I mean that “8238m 12.4 3 0.0 ipfs daemon” shows that the container is running for a prolong time and wasn’t restated. journalctl didn’t show any notable info at the time. I din’t run docker ps last time, but as I’ve mentioned “top” at the container has shown that the container was not just restarted.
“helia stops connecting” means that get requests take more than 1 min and don’t finish.
Your container has only lived 7 hours so it was likely restarted after dying? Or did you restart it? I think you need to get more familiar with running applications with docker and system administration, I’m sure there is some log in your system that shows the issue if there is any.
And what do you mean by “stops delivering data to helia”? You are also perhaps running some nginx proxy thing on top. You have sent several unrelated errors too as the " closing db" thing hasn’t been seen again.
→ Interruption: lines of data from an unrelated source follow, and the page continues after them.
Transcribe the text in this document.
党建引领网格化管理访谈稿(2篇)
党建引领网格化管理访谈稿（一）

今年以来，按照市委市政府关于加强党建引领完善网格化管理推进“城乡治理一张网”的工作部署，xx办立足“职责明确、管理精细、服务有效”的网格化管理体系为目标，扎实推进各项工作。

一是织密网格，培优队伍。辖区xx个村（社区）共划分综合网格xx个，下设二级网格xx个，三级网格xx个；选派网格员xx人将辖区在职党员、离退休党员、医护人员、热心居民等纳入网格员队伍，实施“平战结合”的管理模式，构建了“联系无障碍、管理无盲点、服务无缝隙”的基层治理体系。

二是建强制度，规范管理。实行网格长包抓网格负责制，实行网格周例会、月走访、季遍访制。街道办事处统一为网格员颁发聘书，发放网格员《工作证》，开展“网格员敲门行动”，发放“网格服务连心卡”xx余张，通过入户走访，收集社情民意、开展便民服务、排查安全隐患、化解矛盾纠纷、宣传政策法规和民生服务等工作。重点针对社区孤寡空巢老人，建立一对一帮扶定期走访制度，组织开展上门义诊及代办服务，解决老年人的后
The other errors are not fatal afaik but you don’t even tell if it caused the process to die.
I have no magic ball but I think the problem, if any, is your application, your proxy or your setup and if you cannot make basic troubleshooting like actually showing logs of the moment Kubo dies it’s going to be very difficult to help you further.
Hector, thank you very much for the prompt reply. The container lived 7h because of planned backup operation - I stop it each midnight. Could you provide more clear info which system log would you like to see?